If the case of Slavoj Zizek, Superstar is any indication, then yes. What strikes me in much of Zizek's work is how easily many of his pithiest critiques can be turned back onto him, the celebrity-scholar, as an object of analysis. For instance, Zizek is fond of remarking that the communist planners in China are today the most ruthless capitalists. Meanwhile, Zizek, the communist intellectual, is one of the most relentless careerists. Zizek is also fond of explicating the ideological implications of, say, coffee without caffeine, or soda without sugar: the transgressive object is rendered benign via the extraction of its pathological element. Meanwhile, Zizek's aestheticized ultra-leftism follows just such a pattern. He is a self-styled communist who defends revolutionary terror, but without ascribing traditional historical agency to the proletariat or calling for a revolution himself. He is thus a Marxist, but without the ostensibly pathological component that makes Marxism an actual threat to the established order.

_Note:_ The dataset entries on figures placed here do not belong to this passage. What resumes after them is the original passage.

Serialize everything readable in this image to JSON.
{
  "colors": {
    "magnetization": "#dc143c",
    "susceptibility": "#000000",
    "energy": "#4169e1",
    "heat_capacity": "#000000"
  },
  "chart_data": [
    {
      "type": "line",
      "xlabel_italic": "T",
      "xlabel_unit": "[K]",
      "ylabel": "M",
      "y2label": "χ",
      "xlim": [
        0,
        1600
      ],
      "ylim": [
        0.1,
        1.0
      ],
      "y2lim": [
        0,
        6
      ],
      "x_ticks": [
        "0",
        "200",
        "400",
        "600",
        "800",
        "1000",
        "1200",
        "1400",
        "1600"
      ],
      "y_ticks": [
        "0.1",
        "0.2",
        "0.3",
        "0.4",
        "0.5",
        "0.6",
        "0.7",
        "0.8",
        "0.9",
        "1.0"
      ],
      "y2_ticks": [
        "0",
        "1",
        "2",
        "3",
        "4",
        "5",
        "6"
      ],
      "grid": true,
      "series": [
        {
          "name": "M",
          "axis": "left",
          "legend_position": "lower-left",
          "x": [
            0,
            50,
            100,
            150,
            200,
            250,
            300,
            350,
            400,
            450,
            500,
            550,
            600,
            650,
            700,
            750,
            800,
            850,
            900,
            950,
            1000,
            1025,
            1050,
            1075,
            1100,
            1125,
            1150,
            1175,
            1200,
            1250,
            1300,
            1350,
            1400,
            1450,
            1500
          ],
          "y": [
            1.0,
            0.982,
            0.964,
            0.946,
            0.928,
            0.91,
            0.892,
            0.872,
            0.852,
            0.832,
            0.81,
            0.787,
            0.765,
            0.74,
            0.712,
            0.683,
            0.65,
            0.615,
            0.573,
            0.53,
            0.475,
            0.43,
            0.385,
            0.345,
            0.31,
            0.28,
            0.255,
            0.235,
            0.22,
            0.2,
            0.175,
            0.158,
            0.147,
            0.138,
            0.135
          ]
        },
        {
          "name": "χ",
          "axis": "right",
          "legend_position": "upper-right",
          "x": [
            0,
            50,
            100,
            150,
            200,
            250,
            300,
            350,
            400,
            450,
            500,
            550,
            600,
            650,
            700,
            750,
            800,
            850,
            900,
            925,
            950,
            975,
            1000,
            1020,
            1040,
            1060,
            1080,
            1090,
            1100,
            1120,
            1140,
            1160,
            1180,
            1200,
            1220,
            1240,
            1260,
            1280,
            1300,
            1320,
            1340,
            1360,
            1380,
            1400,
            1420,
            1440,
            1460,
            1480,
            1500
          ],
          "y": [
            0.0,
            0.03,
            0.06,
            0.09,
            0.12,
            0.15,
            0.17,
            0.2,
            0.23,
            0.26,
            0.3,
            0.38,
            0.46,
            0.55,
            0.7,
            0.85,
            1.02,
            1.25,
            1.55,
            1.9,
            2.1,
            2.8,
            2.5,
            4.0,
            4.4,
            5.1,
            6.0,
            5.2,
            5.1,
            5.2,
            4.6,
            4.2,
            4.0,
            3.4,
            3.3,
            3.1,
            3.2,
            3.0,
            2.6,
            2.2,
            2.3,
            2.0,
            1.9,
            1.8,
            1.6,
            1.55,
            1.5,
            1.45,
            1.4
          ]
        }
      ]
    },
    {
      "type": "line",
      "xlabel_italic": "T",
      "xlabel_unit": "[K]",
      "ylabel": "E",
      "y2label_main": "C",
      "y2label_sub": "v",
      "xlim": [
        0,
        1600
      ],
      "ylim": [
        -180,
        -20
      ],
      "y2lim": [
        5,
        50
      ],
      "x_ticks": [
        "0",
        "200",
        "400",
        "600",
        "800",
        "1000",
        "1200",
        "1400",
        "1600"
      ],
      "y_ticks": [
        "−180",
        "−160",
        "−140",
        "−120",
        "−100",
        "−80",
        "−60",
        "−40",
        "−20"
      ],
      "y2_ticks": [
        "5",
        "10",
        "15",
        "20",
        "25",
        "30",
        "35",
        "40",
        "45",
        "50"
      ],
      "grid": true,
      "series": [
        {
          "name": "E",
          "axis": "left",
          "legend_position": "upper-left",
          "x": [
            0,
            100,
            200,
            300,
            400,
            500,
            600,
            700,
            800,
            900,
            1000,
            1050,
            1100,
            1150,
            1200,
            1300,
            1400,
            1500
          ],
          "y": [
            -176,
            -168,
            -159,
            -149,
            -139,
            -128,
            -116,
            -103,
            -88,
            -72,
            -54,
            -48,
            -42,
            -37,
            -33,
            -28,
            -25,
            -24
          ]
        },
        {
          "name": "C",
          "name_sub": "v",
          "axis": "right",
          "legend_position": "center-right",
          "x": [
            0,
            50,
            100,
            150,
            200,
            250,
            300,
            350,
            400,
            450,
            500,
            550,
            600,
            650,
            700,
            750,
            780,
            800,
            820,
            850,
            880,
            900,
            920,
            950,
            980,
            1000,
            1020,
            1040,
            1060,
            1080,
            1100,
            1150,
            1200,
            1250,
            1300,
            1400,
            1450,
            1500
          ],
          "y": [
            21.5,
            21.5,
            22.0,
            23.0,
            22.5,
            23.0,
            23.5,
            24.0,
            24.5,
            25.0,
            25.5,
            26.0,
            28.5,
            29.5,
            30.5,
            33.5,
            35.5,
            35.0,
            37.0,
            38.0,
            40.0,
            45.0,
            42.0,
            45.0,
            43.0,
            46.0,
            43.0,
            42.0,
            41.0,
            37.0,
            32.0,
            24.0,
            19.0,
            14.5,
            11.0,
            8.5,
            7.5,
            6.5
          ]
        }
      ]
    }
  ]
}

Truly in keeping with the anesthetizing aestheticization of transgression under the conditions of neoliberalism, Zizek is dubbed the "most dangerous philosopher in the West" precisely because he is not dangerous. He is akin to the court jester who mocks the king and gladly accepts payment for the privilege, or, alternatively, the painter who unashamedly sells the businessman an insulting caricature, ultimately to the businessman's delight.